I am trying to compute the total number of parameters in Ilya Sutskever's seq2seq model. In the paper, the authors mention a total number of 384M trainable parameters, or to be exact:
The resulting LSTM has 384M parameters of which 64M are pure recurrent connections (32M for the “encoder” LSTM and 32M for the “decoder” LSTM)
In short, their model has:
- one encoder LSTM and one decoder LSTM
- each LSTM has four layers
- each LSTM layer has 1000 units
- input: 1000-dimensional word embedding of 160K possible input words
- output: naive softmax over 80K possible words
Following this post and using the formula $$ num~params = 4 (nm + n^2) $$
I was able to compute:
For the encoder LSTM
- n = 1000 for all layers
- m = 1000 for the first hidden layer, because of 1000 dimensional embedding
m = 1000 for all other layers, because that's the number of units in each hidden layer
which yields:
input -> first hidden layer: 8M
- first -> second : 8M
- second -> third : 8M
- third -> last : 8M
- total = 32M
which I am guessing is what they mean when they say 32M recurrent connections for the LSTM?
For the decoder LSTM
computations are exactly the same as above, with the caveat that the input size is 1000 because that's the output size of the encoder LSTM.
- total = 32M
Where are the other 320M parameters?
The computations made so far account for 64M parameters.
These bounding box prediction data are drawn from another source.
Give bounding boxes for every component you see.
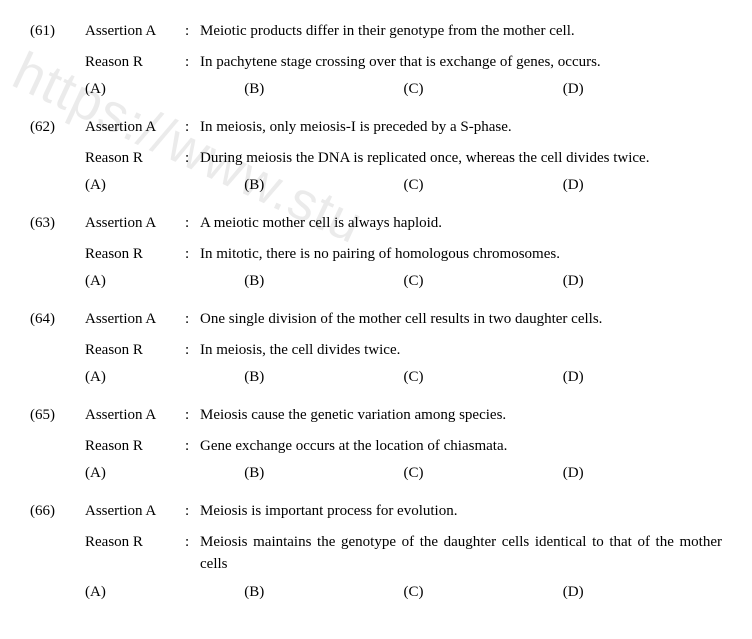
assertion-label: Assertion A [85, 308, 185, 331]
question-block: (65)Assertion A:Meiosis cause the geneti… [30, 404, 722, 482]
reason-row: Reason R:In pachytene stage crossing ove… [30, 51, 722, 74]
question-number-spacer [30, 339, 85, 362]
assertion-row: (64)Assertion A:One single division of t… [30, 308, 722, 331]
options-row: (A)(B)(C)(D) [30, 369, 722, 386]
colon: : [185, 116, 200, 139]
reason-text: Gene exchange occurs at the location of … [200, 435, 722, 458]
option[interactable]: (D) [563, 369, 722, 386]
assertion-text: Meiosis cause the genetic variation amon… [200, 404, 722, 427]
question-block: (66)Assertion A:Meiosis is important pro… [30, 500, 722, 601]
assertion-text: Meiotic products differ in their genotyp… [200, 20, 722, 43]
colon: : [185, 435, 200, 458]
option[interactable]: (B) [244, 81, 403, 98]
option[interactable]: (C) [404, 369, 563, 386]
assertion-text: A meiotic mother cell is always haploid. [200, 212, 722, 235]
option[interactable]: (C) [404, 273, 563, 290]
option[interactable]: (C) [404, 81, 563, 98]
option[interactable]: (A) [85, 177, 244, 194]
options-row: (A)(B)(C)(D) [30, 177, 722, 194]
assertion-row: (63)Assertion A:A meiotic mother cell is… [30, 212, 722, 235]
colon: : [185, 51, 200, 74]
assertion-row: (61)Assertion A:Meiotic products differ … [30, 20, 722, 43]
options-row: (A)(B)(C)(D) [30, 273, 722, 290]
options-row: (A)(B)(C)(D) [30, 465, 722, 482]
question-number: (61) [30, 20, 85, 43]
assertion-label: Assertion A [85, 404, 185, 427]
question-block: (62)Assertion A:In meiosis, only meiosis… [30, 116, 722, 194]
assertion-text: In meiosis, only meiosis-I is preceded b… [200, 116, 722, 139]
option[interactable]: (A) [85, 273, 244, 290]
reason-row: Reason R:Gene exchange occurs at the loc… [30, 435, 722, 458]
reason-label: Reason R [85, 339, 185, 362]
options-row: (A)(B)(C)(D) [30, 81, 722, 98]
question-number-spacer [30, 531, 85, 576]
reason-row: Reason R:Meiosis maintains the genotype … [30, 531, 722, 576]
option[interactable]: (D) [563, 273, 722, 290]
question-number: (65) [30, 404, 85, 427]
reason-label: Reason R [85, 147, 185, 170]
option[interactable]: (A) [85, 81, 244, 98]
option[interactable]: (A) [85, 584, 244, 601]
reason-text: During meiosis the DNA is replicated onc… [200, 147, 722, 170]
assertion-row: (66)Assertion A:Meiosis is important pro… [30, 500, 722, 523]
option[interactable]: (C) [404, 465, 563, 482]
colon: : [185, 500, 200, 523]
question-number: (66) [30, 500, 85, 523]
colon: : [185, 20, 200, 43]
reason-label: Reason R [85, 51, 185, 74]
reason-text: In meiosis, the cell divides twice. [200, 339, 722, 362]
question-number: (64) [30, 308, 85, 331]
question-block: (63)Assertion A:A meiotic mother cell is… [30, 212, 722, 290]
option[interactable]: (B) [244, 369, 403, 386]
question-number: (62) [30, 116, 85, 139]
option[interactable]: (C) [404, 177, 563, 194]
assertion-label: Assertion A [85, 500, 185, 523]
question-number-spacer [30, 51, 85, 74]
option[interactable]: (C) [404, 584, 563, 601]
question-number: (63) [30, 212, 85, 235]
reason-text: In pachytene stage crossing over that is… [200, 51, 722, 74]
question-block: (61)Assertion A:Meiotic products differ … [30, 20, 722, 98]
reason-text: In mitotic, there is no pairing of homol… [200, 243, 722, 266]
reason-text: Meiosis maintains the genotype of the da… [200, 531, 722, 576]
assertion-text: Meiosis is important process for evoluti… [200, 500, 722, 523]
question-number-spacer [30, 243, 85, 266]
assertion-label: Assertion A [85, 20, 185, 43]
colon: : [185, 147, 200, 170]
reason-label: Reason R [85, 531, 185, 576]
reason-row: Reason R:During meiosis the DNA is repli… [30, 147, 722, 170]
option[interactable]: (D) [563, 177, 722, 194]
question-number-spacer [30, 435, 85, 458]
option[interactable]: (B) [244, 273, 403, 290]
question-number-spacer [30, 147, 85, 170]
option[interactable]: (A) [85, 369, 244, 386]
assertion-label: Assertion A [85, 212, 185, 235]
assertion-text: One single division of the mother cell r… [200, 308, 722, 331]
colon: : [185, 531, 200, 576]
colon: : [185, 308, 200, 331]
assertion-row: (62)Assertion A:In meiosis, only meiosis… [30, 116, 722, 139]
option[interactable]: (B) [244, 177, 403, 194]
colon: : [185, 243, 200, 266]
assertion-label: Assertion A [85, 116, 185, 139]
options-row: (A)(B)(C)(D) [30, 584, 722, 601]
option[interactable]: (D) [563, 465, 722, 482]
option[interactable]: (B) [244, 465, 403, 482]
option[interactable]: (D) [563, 81, 722, 98]
reason-row: Reason R:In mitotic, there is no pairing… [30, 243, 722, 266]
colon: : [185, 404, 200, 427]
option[interactable]: (A) [85, 465, 244, 482]
colon: : [185, 212, 200, 235]
questions-container: (61)Assertion A:Meiotic products differ … [30, 20, 722, 601]
question-block: (64)Assertion A:One single division of t… [30, 308, 722, 386]
reason-label: Reason R [85, 435, 185, 458]
option[interactable]: (B) [244, 584, 403, 601]
colon: : [185, 339, 200, 362]
reason-label: Reason R [85, 243, 185, 266]
reason-row: Reason R:In meiosis, the cell divides tw… [30, 339, 722, 362]
assertion-row: (65)Assertion A:Meiosis cause the geneti… [30, 404, 722, 427]
option[interactable]: (D) [563, 584, 722, 601]
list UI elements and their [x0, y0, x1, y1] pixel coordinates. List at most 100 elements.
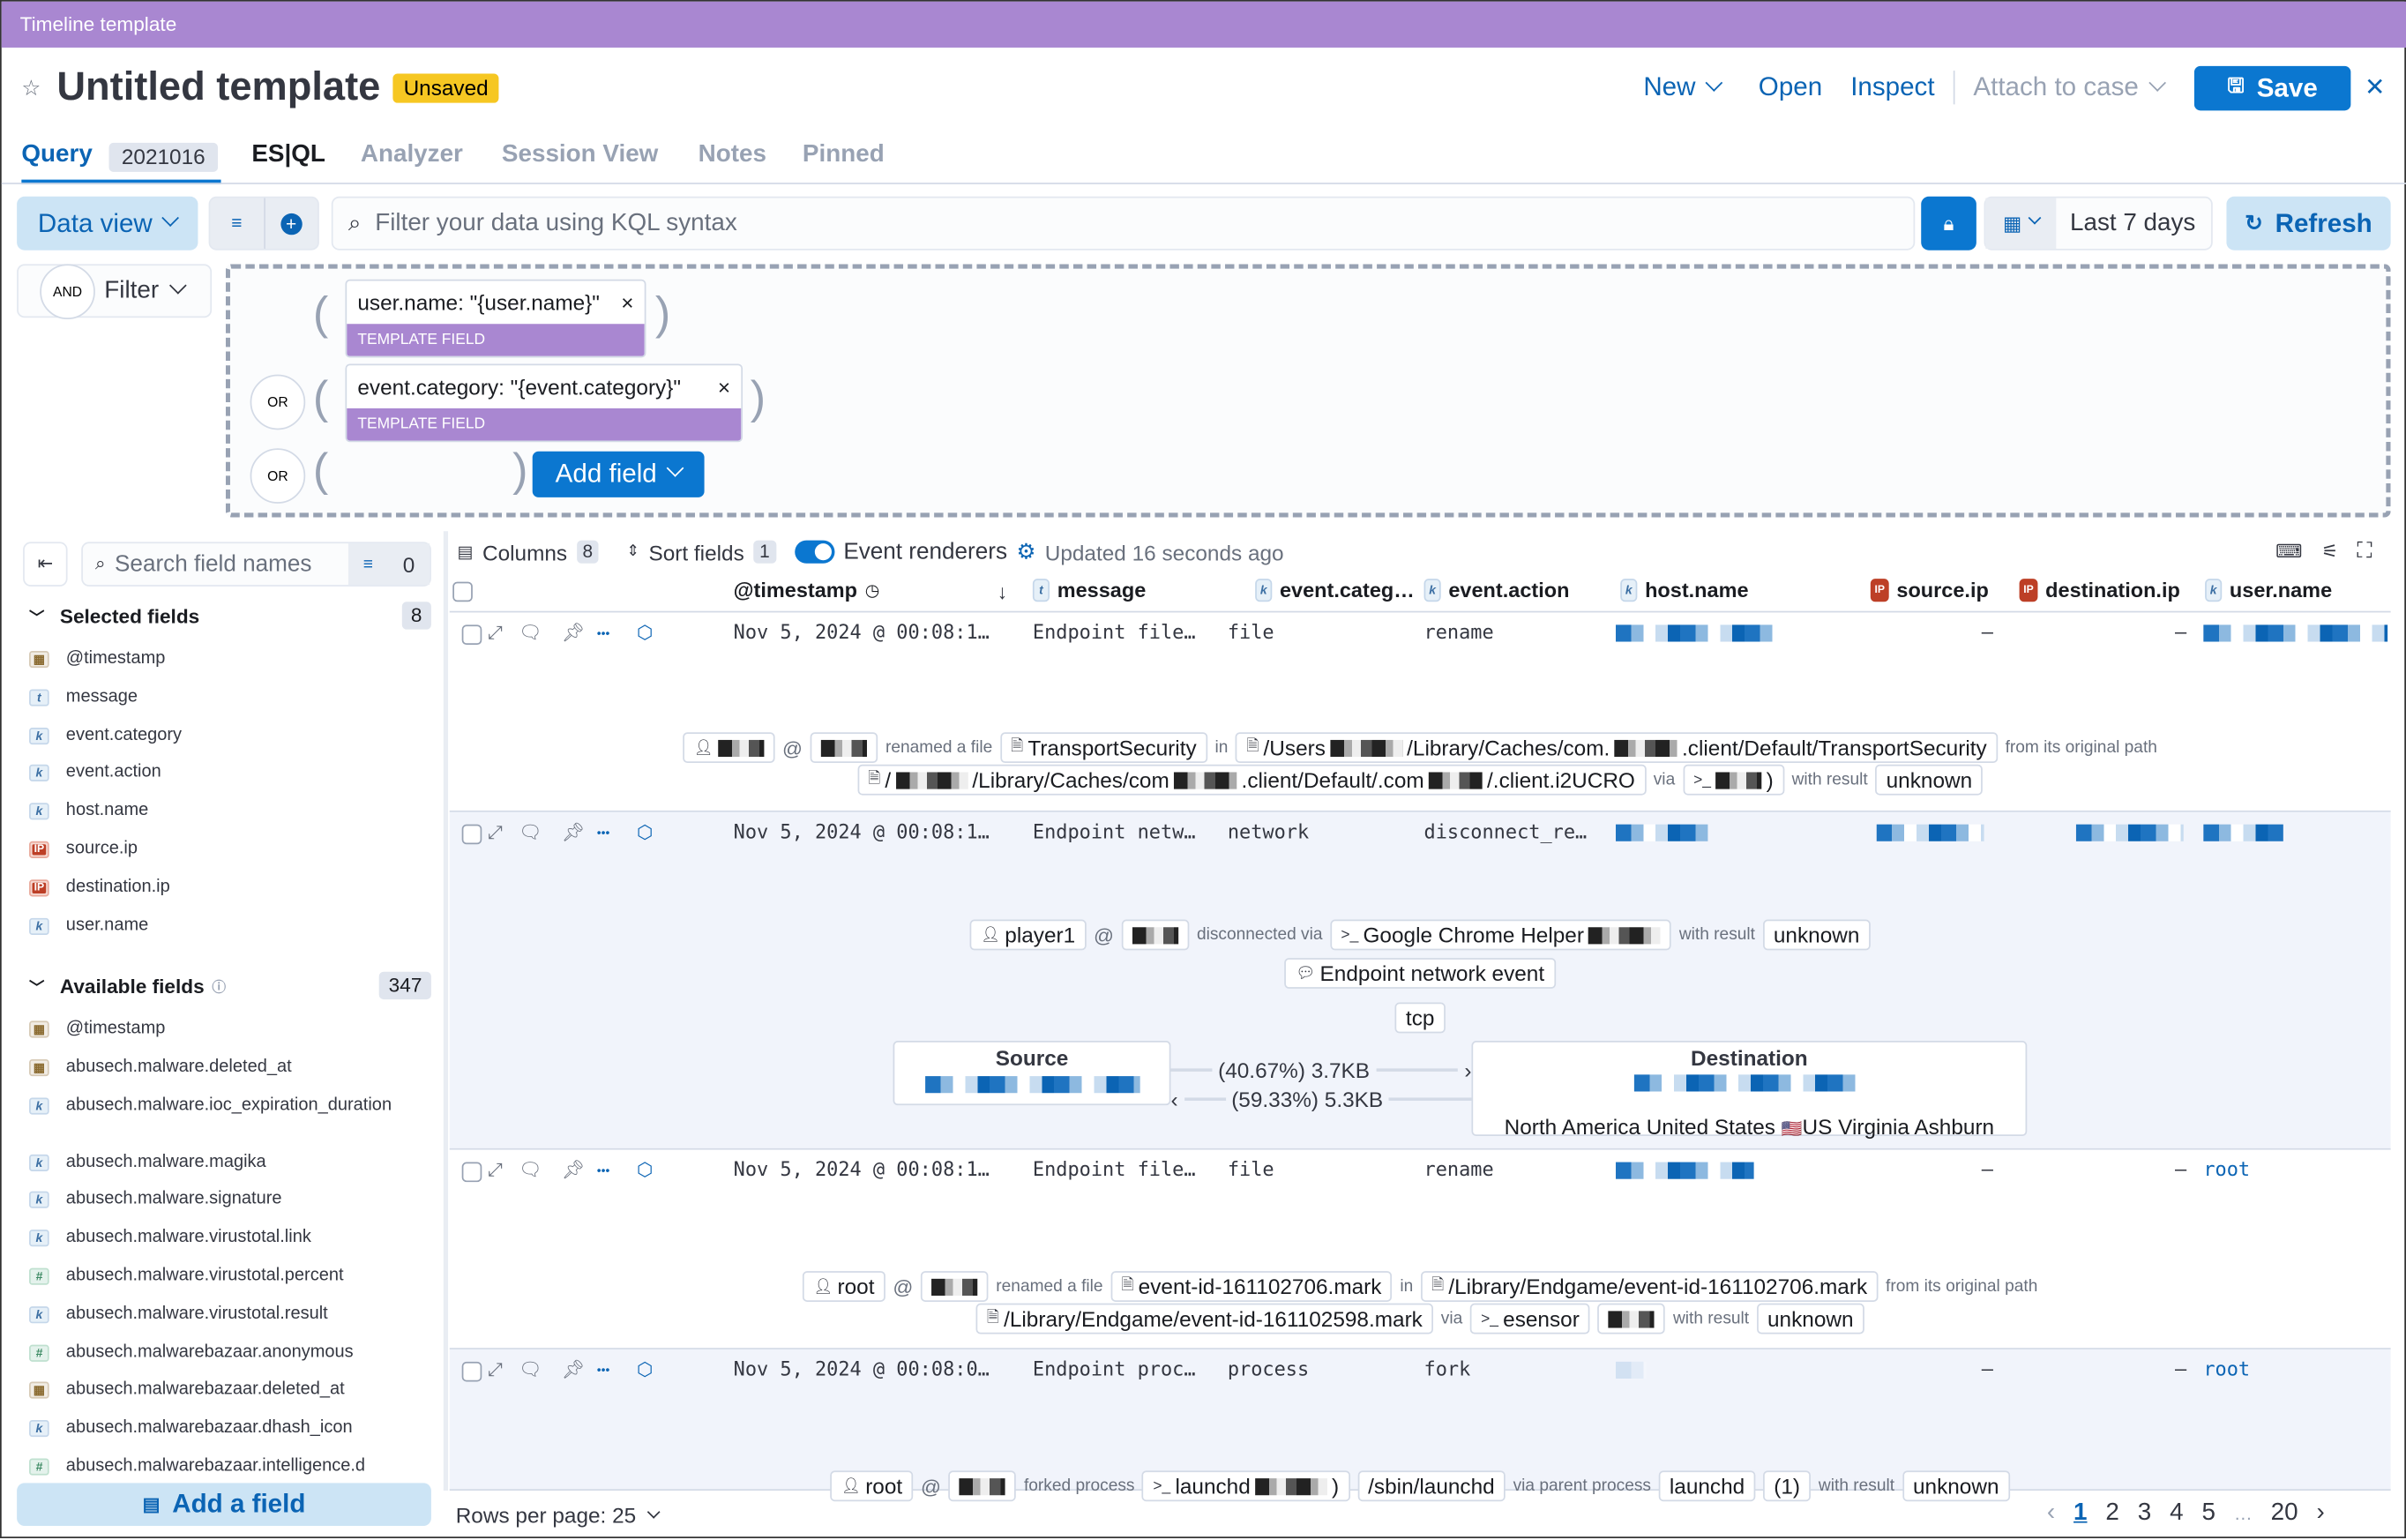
- kql-search-input[interactable]: ⌕ Filter your data using KQL syntax: [331, 196, 1916, 250]
- select-row-checkbox[interactable]: [461, 1162, 482, 1183]
- date-range[interactable]: Last 7 days: [2069, 209, 2196, 236]
- cell-timestamp[interactable]: Nov 5, 2024 @ 00:08:1…: [733, 819, 990, 843]
- analyze-event-icon[interactable]: ⬡: [637, 1358, 654, 1380]
- cell-user-name[interactable]: root: [2203, 1157, 2251, 1181]
- open-button[interactable]: Open: [1758, 71, 1823, 101]
- cell-destination-ip[interactable]: –: [2175, 620, 2187, 644]
- cell-user-name-redacted[interactable]: [2203, 624, 2388, 642]
- attach-to-case-button[interactable]: Attach to case: [1973, 72, 2166, 103]
- sidebar-resize-handle[interactable]: [443, 531, 449, 1491]
- favorite-star-icon[interactable]: ☆: [21, 75, 41, 101]
- more-actions-icon[interactable]: •••: [596, 1363, 610, 1378]
- cell-message[interactable]: Endpoint file…: [1032, 1157, 1196, 1181]
- tab-analyzer[interactable]: Analyzer: [360, 141, 463, 168]
- field-list-item[interactable]: t message: [29, 687, 428, 706]
- cell-category[interactable]: file: [1227, 620, 1274, 644]
- destination-box[interactable]: Destination North America United States 🇺…: [1471, 1041, 2028, 1139]
- renderer-pill[interactable]: 👤︎ root: [803, 1271, 885, 1302]
- cell-message[interactable]: Endpoint file…: [1032, 620, 1196, 644]
- more-actions-icon[interactable]: •••: [596, 1163, 610, 1177]
- cell-destination-ip[interactable]: –: [2175, 1357, 2187, 1380]
- comment-icon[interactable]: 🗨︎: [519, 1159, 542, 1181]
- field-list-item[interactable]: IP source.ip: [29, 840, 428, 858]
- tab-query[interactable]: Query: [21, 141, 93, 168]
- page-button[interactable]: 2: [2105, 1499, 2119, 1527]
- close-icon[interactable]: ✕: [2365, 75, 2386, 101]
- pin-icon[interactable]: 📌︎: [561, 821, 586, 843]
- renderer-pill[interactable]: 🗎 event-id-161102706.mark: [1110, 1271, 1393, 1302]
- column-header[interactable]: k host.name: [1620, 579, 1749, 602]
- date-picker[interactable]: ▦ Last 7 days: [1984, 196, 2213, 250]
- cell-source-ip-redacted[interactable]: [1876, 824, 1984, 841]
- field-list-item[interactable]: # abusech.malwarebazaar.intelligence.d: [29, 1457, 428, 1476]
- template-field-pill[interactable]: event.category: "{event.category}" × TEMP…: [345, 363, 743, 443]
- more-actions-icon[interactable]: •••: [596, 626, 610, 640]
- cell-destination-ip-redacted[interactable]: [2075, 824, 2184, 841]
- field-list-item[interactable]: ▦ abusech.malwarebazaar.deleted_at: [29, 1380, 428, 1400]
- source-box[interactable]: Source: [893, 1041, 1171, 1106]
- comment-icon[interactable]: 🗨︎: [519, 821, 542, 843]
- cell-host-name-redacted[interactable]: [1616, 824, 1708, 841]
- cell-user-name-redacted[interactable]: [2203, 824, 2283, 841]
- expand-icon[interactable]: ⤢: [488, 821, 503, 843]
- available-fields-header[interactable]: ﹀ Available fields ⓘ 347: [29, 971, 431, 1000]
- cell-message[interactable]: Endpoint proc…: [1032, 1357, 1196, 1380]
- field-list-item[interactable]: k event.category: [29, 726, 428, 744]
- renderer-pill[interactable]: [921, 1271, 989, 1302]
- lock-button[interactable]: 🔒︎: [1921, 196, 1976, 250]
- field-list-item[interactable]: k abusech.malware.virustotal.link: [29, 1229, 428, 1247]
- field-list-item[interactable]: IP destination.ip: [29, 878, 428, 897]
- table-row[interactable]: ⤢ 🗨︎ 📌︎ ••• ⬡ Nov 5, 2024 @ 00:08:1… Endpoint …: [449, 811, 2391, 1150]
- fullscreen-icon[interactable]: ⛶: [2357, 537, 2372, 563]
- page-button[interactable]: 20: [2270, 1499, 2298, 1527]
- new-button[interactable]: New: [1643, 72, 1723, 103]
- renderer-pill[interactable]: 💬︎ Endpoint network event: [1285, 958, 1556, 989]
- cell-action[interactable]: rename: [1423, 1157, 1494, 1181]
- data-view-button[interactable]: Data view: [17, 196, 198, 250]
- cell-category[interactable]: file: [1227, 1157, 1274, 1181]
- renderer-pill[interactable]: unknown: [1875, 764, 1984, 796]
- field-list-item[interactable]: k event.action: [29, 764, 428, 782]
- table-row[interactable]: ⤢ 🗨︎ 📌︎ ••• ⬡ Nov 5, 2024 @ 00:08:1… Endpoint …: [449, 1149, 2391, 1349]
- renderer-pill[interactable]: 👤︎ player1: [969, 919, 1087, 951]
- field-list-item[interactable]: ▦ @timestamp: [29, 649, 428, 669]
- page-button[interactable]: 1: [2073, 1499, 2088, 1527]
- rows-per-page-button[interactable]: Rows per page: 25: [456, 1503, 660, 1528]
- cell-category[interactable]: network: [1227, 819, 1310, 843]
- add-filter-button[interactable]: +: [265, 198, 318, 249]
- renderer-pill[interactable]: [810, 732, 878, 764]
- select-row-checkbox[interactable]: [461, 624, 482, 646]
- cell-destination-ip[interactable]: –: [2175, 1157, 2187, 1181]
- field-list-item[interactable]: # abusech.malwarebazaar.anonymous: [29, 1342, 428, 1362]
- columns-button[interactable]: Columns: [482, 539, 568, 564]
- field-list-item[interactable]: k abusech.malware.signature: [29, 1191, 428, 1209]
- more-actions-icon[interactable]: •••: [596, 826, 610, 841]
- column-header[interactable]: k event.action: [1423, 579, 1569, 602]
- pin-icon[interactable]: 📌︎: [561, 621, 586, 644]
- field-list-item[interactable]: ▦ abusech.malware.deleted_at: [29, 1058, 428, 1076]
- cell-source-ip[interactable]: –: [1981, 1157, 1994, 1181]
- renderer-pill[interactable]: >_ launchd): [1142, 1470, 1350, 1502]
- comment-icon[interactable]: 🗨︎: [519, 621, 542, 644]
- analyze-event-icon[interactable]: ⬡: [637, 621, 654, 644]
- sort-fields-button[interactable]: Sort fields: [648, 539, 744, 564]
- field-list-item[interactable]: ▦ @timestamp: [29, 1020, 428, 1038]
- remove-icon[interactable]: ×: [621, 289, 634, 315]
- field-list-item[interactable]: # abusech.malware.virustotal.percent: [29, 1267, 428, 1285]
- remove-icon[interactable]: ×: [717, 374, 731, 400]
- analyze-event-icon[interactable]: ⬡: [637, 1159, 654, 1181]
- select-all-checkbox[interactable]: [452, 581, 473, 602]
- comment-icon[interactable]: 🗨︎: [519, 1358, 542, 1380]
- pin-icon[interactable]: 📌︎: [561, 1358, 586, 1380]
- column-header[interactable]: IP destination.ip: [2019, 579, 2180, 602]
- cell-message[interactable]: Endpoint netw…: [1032, 819, 1196, 843]
- page-title[interactable]: Untitled template: [56, 63, 381, 109]
- renderer-pill[interactable]: /sbin/launchd: [1356, 1470, 1506, 1502]
- renderer-pill[interactable]: >_ Google Chrome Helper: [1330, 919, 1672, 951]
- cell-timestamp[interactable]: Nov 5, 2024 @ 00:08:0…: [733, 1357, 990, 1380]
- column-header[interactable]: k event.categ…: [1255, 579, 1415, 602]
- field-list-item[interactable]: k abusech.malware.ioc_expiration_duration: [29, 1095, 428, 1114]
- gear-icon[interactable]: ⚙: [1016, 538, 1036, 564]
- add-a-field-button[interactable]: ▤ Add a field: [17, 1483, 431, 1527]
- settings-sliders-icon[interactable]: ⚟: [2321, 540, 2339, 563]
We still haven't accounted for the final softmax layer, which admittedly could be pretty large since its output is 80K, and 320M can be suspiciously decomposed as 80K * 4K, but I'm not sure about this.
My questions are:
- can the naive softmax layer alone account for the 320M missing parameters?
- shouldn't we also be using the fact that this is a recurrent neural networks to compute additional weights, as in this post?